While that’s a relatively high LTV ratio, keep in mind the properties are valued at a very reasonable capitalization rate. As you can see below, the average cap rate was 6.84%. And even if you would increase the cap rate to 7.59%, the balance sheet would only lose about C$110M in value. That’s less than 10%, which means the LTV ratio would remain below 60%.

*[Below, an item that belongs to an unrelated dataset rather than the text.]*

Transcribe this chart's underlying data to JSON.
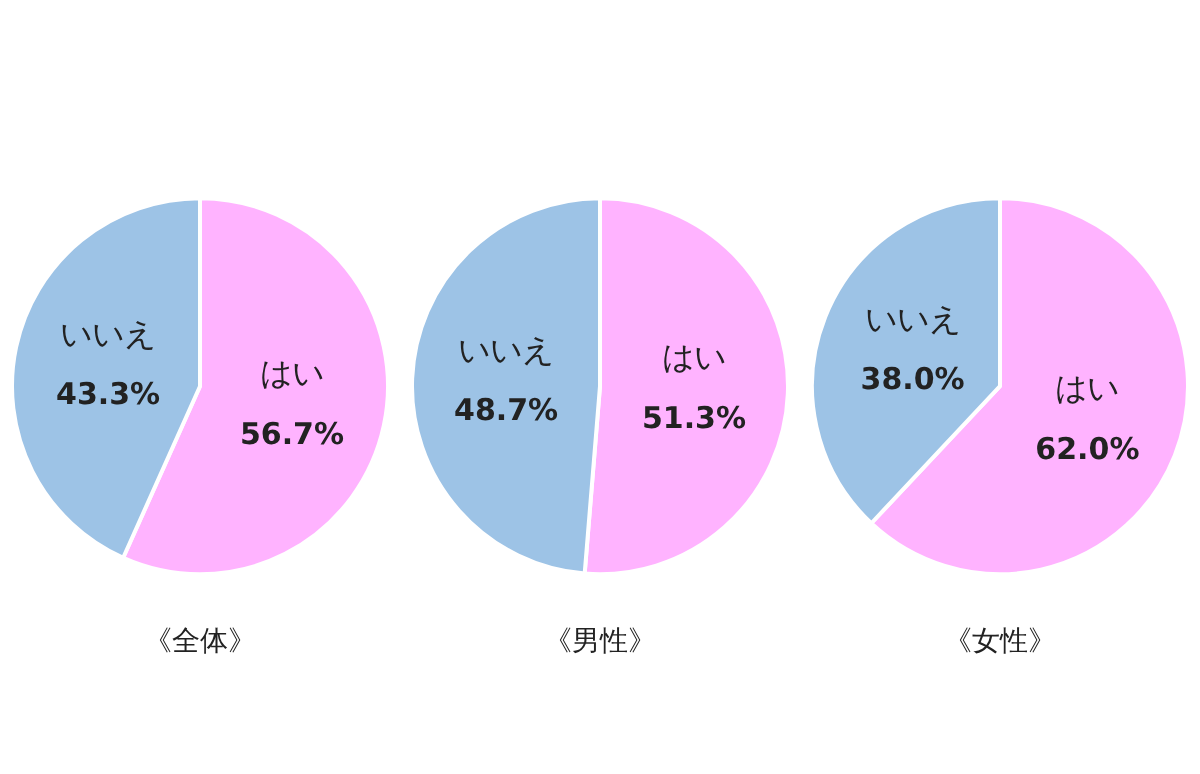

On the other hand, if the interest rates and capitalization rates would moderate in the future and the REIT is able to use a lower cap rate of, for instance 6.50%, it would likely add about C$58M in value.
Investment thesis
As of the end of Q1 2024, the book value per share was approximately C$4.95 (including the impact of the C$4.2M in Class B Exchangeable LP Units on the share count). This means the stock is currently trading at a discount of approximately 25% to its book value. At the current share price the dividend yield is approximately 7.6% and although the distribution was not fully covered by the AFFO result in the first quarter of 2024, I think the full-year result will cover the distribution as the maintenance capex and leasing expenses in the first quarter of the current year were relatively high.
I currently have no position in Plaza Retail REIT as I have been favoring other Canadian REITs recently. Plaza is cheap from a NAV perspective and attractive from an income perspective. But based on its AFFO performance with an AFFO per share of C$0.291 in FY 2023 and my expectations to see an AFFO of C$0.30 this year, the earnings multiple isn’t very low. But as mentioned before, the renewal spreads are pretty strong and this could hopefully boost the earnings somewhat.
Editor’s Note: This article discusses one or more securities that do not trade on a major U.S. exchange. Please be aware of the risks associated with these stocks.